Russland ist seit Langem dabei, seine stark veralteten Sowjetsysteme zu erneuern, um nicht zu weit hinter die USA zurückzufallen. Es leidet aber an finanziellen Engpässen. Auch in den kleineren Atomwaffennationen gibt es laut SIPRI Entwicklungsund Modernisierungsbestrebungen. Großbritannien verfügte Anfang 2016 über 215 Sprengköpfe, Frankreich über 300, China über 260, Indien hatte zwischen 100 und 120 im Arsenal, Pakistan zwischen 110 und 130, Israel 80 und Nordkorea angeblich zehn, wobei diese Zahl anhand von Schätzungen zur Produktionskapazität des nordkoreanischen Uranreaktors Yongbyon angegeben wurde. Israel lehnt es ab, sein Atomwaffenprogramm zu bestätigen oder zu dementieren. China, das trotz seiner Größe und wirtschaftlichen Stärke über relativ wenige Atomwaffen verfügt, betont in einem 2015 veröffentlichten Verteidigungshandbuch, dass es nur ein Minimum an Atomwaffen zur Verteidigung und zum atomaren Gegenangriff unterhalte.
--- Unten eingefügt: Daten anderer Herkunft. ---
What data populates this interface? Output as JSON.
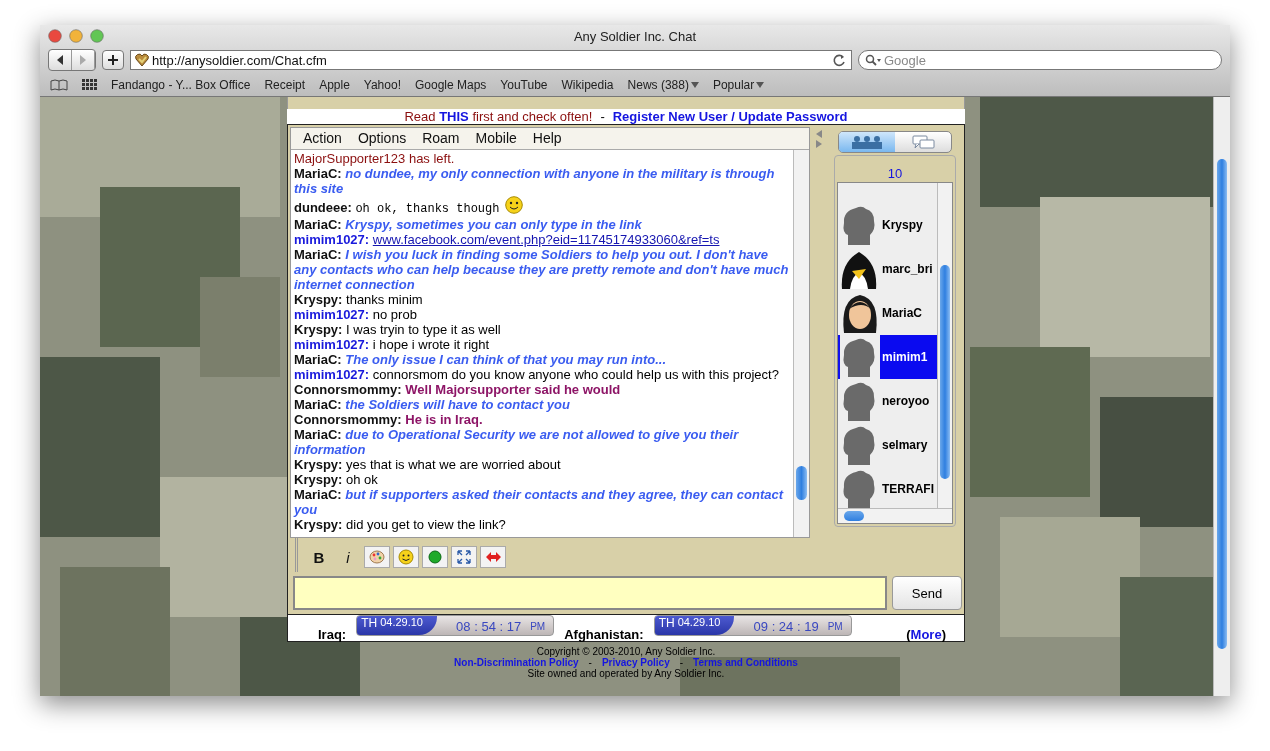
{
  "window": {
    "title": "Any Soldier Inc. Chat"
  },
  "toolbar": {
    "url": "http://anysoldier.com/Chat.cfm",
    "search_placeholder": "Google"
  },
  "bookmarks": [
    {
      "label": "Fandango - Y... Box Office",
      "menu": false
    },
    {
      "label": "Receipt",
      "menu": false
    },
    {
      "label": "Apple",
      "menu": false
    },
    {
      "label": "Yahoo!",
      "menu": false
    },
    {
      "label": "Google Maps",
      "menu": false
    },
    {
      "label": "YouTube",
      "menu": false
    },
    {
      "label": "Wikipedia",
      "menu": false
    },
    {
      "label": "News (388)",
      "menu": true
    },
    {
      "label": "Popular",
      "menu": true
    }
  ],
  "notice": {
    "before": "Read ",
    "link": "THIS",
    "after": " first and check often!",
    "separator": "-",
    "register_link": "Register New User / Update Password"
  },
  "menu": [
    "Action",
    "Options",
    "Roam",
    "Mobile",
    "Help"
  ],
  "messages": [
    {
      "kind": "system",
      "text": "MajorSupporter123 has left.",
      "smiley": false
    },
    {
      "kind": "italic",
      "user": "MariaC:",
      "color": "#111111",
      "text": "no dundee, my only connection with anyone in the military is through this site",
      "smiley": false
    },
    {
      "kind": "mono",
      "user": "dundeee:",
      "color": "#111111",
      "text": "oh ok, thanks though",
      "smiley": true
    },
    {
      "kind": "italic",
      "user": "MariaC:",
      "color": "#111111",
      "text": "Kryspy, sometimes you can only type in the link",
      "smiley": false
    },
    {
      "kind": "link",
      "user": "mimim1027:",
      "color": "#1a1adc",
      "text": "www.facebook.com/event.php?eid=11745174933060&ref=ts",
      "smiley": false
    },
    {
      "kind": "italic",
      "user": "MariaC:",
      "color": "#111111",
      "text": "I wish you luck in finding some Soldiers to help you out.  I don't have any contacts who can help because they are pretty remote and don't have much internet connection",
      "smiley": false
    },
    {
      "kind": "plain",
      "user": "Kryspy:",
      "color": "#111111",
      "text": "thanks minim",
      "smiley": false
    },
    {
      "kind": "plain",
      "user": "mimim1027:",
      "color": "#1a1adc",
      "text": "no prob",
      "smiley": false
    },
    {
      "kind": "plain",
      "user": "Kryspy:",
      "color": "#111111",
      "text": "I was tryin to type it as well",
      "smiley": false
    },
    {
      "kind": "plain",
      "user": "mimim1027:",
      "color": "#1a1adc",
      "text": "i hope i wrote it right",
      "smiley": false
    },
    {
      "kind": "italic",
      "user": "MariaC:",
      "color": "#111111",
      "text": "The only issue I can think of that you may run into...",
      "smiley": false
    },
    {
      "kind": "plain",
      "user": "mimim1027:",
      "color": "#1a1adc",
      "text": "connorsmom do you know anyone who could help us with this project?",
      "smiley": false
    },
    {
      "kind": "bold",
      "user": "Connorsmommy:",
      "color": "#111111",
      "text": "Well Majorsupporter said he would",
      "smiley": false
    },
    {
      "kind": "italic",
      "user": "MariaC:",
      "color": "#111111",
      "text": "the Soldiers will have to contact you",
      "smiley": false
    },
    {
      "kind": "bold",
      "user": "Connorsmommy:",
      "color": "#111111",
      "text": "He is in Iraq.",
      "smiley": false
    },
    {
      "kind": "italic",
      "user": "MariaC:",
      "color": "#111111",
      "text": "due to Operational Security we are not allowed to give you their information",
      "smiley": false
    },
    {
      "kind": "plain",
      "user": "Kryspy:",
      "color": "#111111",
      "text": "yes that is what we are worried about",
      "smiley": false
    },
    {
      "kind": "plain",
      "user": "Kryspy:",
      "color": "#111111",
      "text": "oh ok",
      "smiley": false
    },
    {
      "kind": "italic",
      "user": "MariaC:",
      "color": "#111111",
      "text": "but if supporters asked their contacts and they agree, they can contact you",
      "smiley": false
    },
    {
      "kind": "plain",
      "user": "Kryspy:",
      "color": "#111111",
      "text": "did you get to view the link?",
      "smiley": false
    }
  ],
  "user_count": "10",
  "users": [
    {
      "name": "Kryspy",
      "kind": "silhouette",
      "selected": false
    },
    {
      "name": "marc_bri",
      "kind": "penguin",
      "selected": false
    },
    {
      "name": "MariaC",
      "kind": "portrait",
      "selected": false
    },
    {
      "name": "mimim1",
      "kind": "silhouette",
      "selected": true
    },
    {
      "name": "neroyoo",
      "kind": "silhouette",
      "selected": false
    },
    {
      "name": "selmary",
      "kind": "silhouette",
      "selected": false
    },
    {
      "name": "TERRAFI",
      "kind": "silhouette",
      "selected": false
    }
  ],
  "format_bar": {
    "bold": "B",
    "italic": "i"
  },
  "send": "Send",
  "clocks": [
    {
      "label": "Iraq:",
      "day": "TH",
      "date": "04.29.10",
      "time": "08 : 54 : 17",
      "ampm": "PM"
    },
    {
      "label": "Afghanistan:",
      "day": "TH",
      "date": "04.29.10",
      "time": "09 : 24 : 19",
      "ampm": "PM"
    }
  ],
  "more": {
    "open": "(",
    "link": "More",
    "close": ")"
  },
  "footer": {
    "copyright": "Copyright © 2003-2010, Any Soldier Inc.",
    "links": [
      "Non-Discrimination Policy",
      "Privacy Policy",
      "Terms and Conditions"
    ],
    "separator": "-",
    "owned": "Site owned and operated by Any Soldier Inc."
  }
}
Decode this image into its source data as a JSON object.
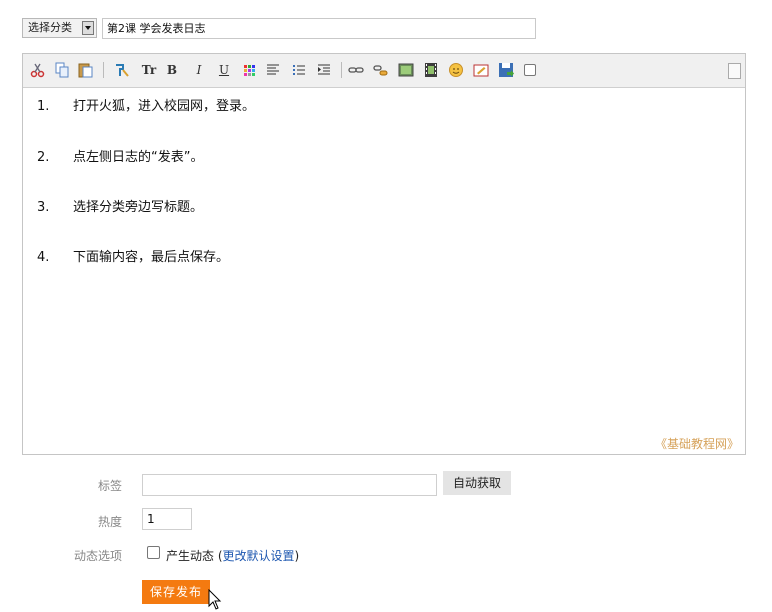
{
  "category_select": {
    "label": "选择分类"
  },
  "title_input": {
    "value": "第2课  学会发表日志"
  },
  "toolbar": {
    "icons": [
      "cut-icon",
      "copy-icon",
      "paste-icon",
      "format-paint-icon",
      "font-size-icon",
      "bold-icon",
      "italic-icon",
      "underline-icon",
      "color-icon",
      "align-icon",
      "unordered-list-icon",
      "indent-icon",
      "link-icon",
      "unlink-icon",
      "image-icon",
      "video-icon",
      "emoji-icon",
      "edit-source-icon",
      "save-icon"
    ],
    "bold": "B",
    "italic": "I",
    "underline": "U",
    "font_size": "Tr"
  },
  "content": {
    "items": [
      {
        "num": "1.",
        "text": "打开火狐，进入校园网，登录。"
      },
      {
        "num": "2.",
        "text": "点左侧日志的“发表”。"
      },
      {
        "num": "3.",
        "text": "选择分类旁边写标题。"
      },
      {
        "num": "4.",
        "text": "下面输内容，最后点保存。"
      }
    ],
    "watermark": "《基础教程网》"
  },
  "form": {
    "tags_label": "标签",
    "tags_value": "",
    "auto_fetch": "自动获取",
    "hot_label": "热度",
    "hot_value": "1",
    "dynamic_label": "动态选项",
    "dynamic_text": "产生动态",
    "dynamic_open": "(",
    "dynamic_link": "更改默认设置",
    "dynamic_close": ")",
    "save": "保存发布"
  },
  "colors": {
    "accent": "#f47a10",
    "link": "#1d57b0",
    "watermark": "#d6a25a"
  }
}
„Trotz der anhaltenden Verminderung der Zahl der Atomwaffen bleiben die Aussichten auf einen echten Prozess zur nuklearen Entwaffnung trüb“, kommentiert SIPRI-Nuklearwaffenexperte Shannon Kile. „Sämtliche Atomwaffenländer betrachten die nukleare Abschreckung nach wie vor als Eckstein ihrer nationalen Sicherheitsstrategien“, sagt er.